Water was reported entering homes near Perdido Bay. Nearby Pensacola Naval Air Station recorded 11.97 inches of rain between midnight and 2 p.m. Saturday. Radar estimates indicated 14 to 18 inches of rainfall over the Perdido Key area.
The National Weather Service issued a third flash flood emergency to include southern Santa Rosa County, Fla., through 8 p.m. local time. Some homes in Gulf Breeze were taking on water, according to the National Weather Service.
The heavy rainfall is expected to continue through the weekend and early next week.
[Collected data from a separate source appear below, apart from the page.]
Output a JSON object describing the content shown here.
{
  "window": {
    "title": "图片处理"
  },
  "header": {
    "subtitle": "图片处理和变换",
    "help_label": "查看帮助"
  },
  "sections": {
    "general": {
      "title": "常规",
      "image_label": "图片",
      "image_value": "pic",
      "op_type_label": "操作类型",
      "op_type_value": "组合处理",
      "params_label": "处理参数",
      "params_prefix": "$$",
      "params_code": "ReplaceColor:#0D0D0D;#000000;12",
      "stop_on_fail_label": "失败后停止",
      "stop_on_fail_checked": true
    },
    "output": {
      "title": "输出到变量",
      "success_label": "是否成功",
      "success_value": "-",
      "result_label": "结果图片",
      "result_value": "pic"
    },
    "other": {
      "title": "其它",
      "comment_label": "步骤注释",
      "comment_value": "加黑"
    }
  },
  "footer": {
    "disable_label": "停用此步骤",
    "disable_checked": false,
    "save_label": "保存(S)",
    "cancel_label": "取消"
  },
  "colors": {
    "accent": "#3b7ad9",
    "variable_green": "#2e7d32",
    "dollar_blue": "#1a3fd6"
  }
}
An area of low pressure is drawing very moist air north from the Gulf of Mexico. This moisture is interacting with a front stalled along the Gulf Coast. The front is serving as a focus for repeated thunderstorm activity across the coastal region.
The rains will expand north and northeastward into interior portions of the Deep South Sunday into Monday, including cities such as Birmingham and Atlanta.
The weather pattern responsible for the thunderstorms is also generating a large field of robust southerly winds across much of the Gulf of Mexico.
Those winds, at times 20 to 30 miles per hour, are blowing perpendicular to the central Gulf Coast, creating a high risk of rip currents.
So if you luck out and catch a break from all the thunderstorms, be cautious at the beach. Inexperienced swimmers are best advised to stay out of the water.
If you do encounter a rip current, do not attempt to swim against the current. Instead, swim parallel to shore until you are out of the rip current, and then swim back to shore.